# Taurus PT111 G2 9mm



## dasimp86 (Sep 30, 2013)

I am new to the handgun world and just picked up my 111 last week. I have put 100 rounds of Wins through it and love it. I have heard about speed loaders and never really got more knowledge than that they really help. Are there any speed loaders for this model or are they all the same and if i just left the two clips loaded for a few days would that help relieve that tight mag spring? What is the aftermarket for this gun as far as recoil spring and sights? I saw Advantage Tactical had a set of sights that really appealed to me but the price and not being able to get a feel for what they look like stopped me.

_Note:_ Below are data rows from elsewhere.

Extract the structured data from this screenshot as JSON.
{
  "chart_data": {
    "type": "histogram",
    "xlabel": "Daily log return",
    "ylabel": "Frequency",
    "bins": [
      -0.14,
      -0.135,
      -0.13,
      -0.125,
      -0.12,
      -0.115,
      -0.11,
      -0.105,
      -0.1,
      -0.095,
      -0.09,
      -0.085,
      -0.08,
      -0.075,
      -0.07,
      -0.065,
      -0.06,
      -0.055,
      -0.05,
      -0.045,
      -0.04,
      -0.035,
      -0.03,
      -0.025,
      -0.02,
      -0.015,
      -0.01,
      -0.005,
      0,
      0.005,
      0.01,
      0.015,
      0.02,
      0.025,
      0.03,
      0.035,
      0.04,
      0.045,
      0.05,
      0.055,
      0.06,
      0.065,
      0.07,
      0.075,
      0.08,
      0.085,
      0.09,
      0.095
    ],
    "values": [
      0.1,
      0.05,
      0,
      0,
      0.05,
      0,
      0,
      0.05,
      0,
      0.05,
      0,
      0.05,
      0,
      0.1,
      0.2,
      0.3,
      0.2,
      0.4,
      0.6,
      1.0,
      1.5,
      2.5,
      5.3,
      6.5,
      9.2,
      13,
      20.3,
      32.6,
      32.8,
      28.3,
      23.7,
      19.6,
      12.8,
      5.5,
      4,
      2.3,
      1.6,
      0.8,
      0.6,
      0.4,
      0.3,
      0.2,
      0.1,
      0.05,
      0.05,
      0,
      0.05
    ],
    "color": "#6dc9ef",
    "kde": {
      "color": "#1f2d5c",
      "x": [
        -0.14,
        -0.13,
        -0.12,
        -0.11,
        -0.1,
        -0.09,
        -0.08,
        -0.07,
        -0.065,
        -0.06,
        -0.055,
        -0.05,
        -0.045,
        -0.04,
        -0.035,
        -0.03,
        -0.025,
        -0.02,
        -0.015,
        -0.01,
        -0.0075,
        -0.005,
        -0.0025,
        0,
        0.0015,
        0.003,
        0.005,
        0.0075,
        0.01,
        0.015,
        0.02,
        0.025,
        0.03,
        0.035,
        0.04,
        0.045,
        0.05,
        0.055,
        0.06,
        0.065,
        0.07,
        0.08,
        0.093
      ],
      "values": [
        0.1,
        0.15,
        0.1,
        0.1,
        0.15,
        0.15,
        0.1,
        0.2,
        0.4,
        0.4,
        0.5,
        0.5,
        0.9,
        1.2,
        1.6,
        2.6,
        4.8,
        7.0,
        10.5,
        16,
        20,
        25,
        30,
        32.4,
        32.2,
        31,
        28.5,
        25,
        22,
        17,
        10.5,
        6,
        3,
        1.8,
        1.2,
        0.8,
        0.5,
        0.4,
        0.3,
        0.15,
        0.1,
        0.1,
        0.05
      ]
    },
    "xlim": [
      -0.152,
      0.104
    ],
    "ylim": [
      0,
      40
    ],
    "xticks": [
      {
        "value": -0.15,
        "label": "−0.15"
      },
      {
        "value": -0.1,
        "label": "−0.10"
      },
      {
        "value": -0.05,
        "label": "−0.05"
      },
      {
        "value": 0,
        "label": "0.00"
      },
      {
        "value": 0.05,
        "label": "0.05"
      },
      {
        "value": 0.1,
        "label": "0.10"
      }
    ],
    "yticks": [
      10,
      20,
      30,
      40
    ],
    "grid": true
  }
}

Has anyone tried these sights? I don't like the idea of having a light or laser under so the attachment rail built in has no purpose for me, my shotgun is the real home defense so you know she's tricked. Like I said I am new to the handgun world, so please be easy on little newbie here


----------



## hud35500 (May 8, 2010)

Congrats on the G2. I bought one for my mom and liked it so much I got one for me. I was pleasantly surprised with how accurate it is. Unfortunately, there are no accessories or aftermarket items that I know of for the G2. I looked at the Advantage sights, but I think they are rather expensive for a standard sight. If they offered night sight, I'd try a set. Mine is for daily concealed carry so I have no need for a laser or light, but it's nice to have the rail just in case. You never know. One thing I did learn is that 24/7 and standard PT111 mags fit the G2. It's cool to know you can pop a 17 rounder in the G2 if needed!


----------



## dasimp86 (Sep 30, 2013)

It is a nice feeling gun, I just don't like the sights


----------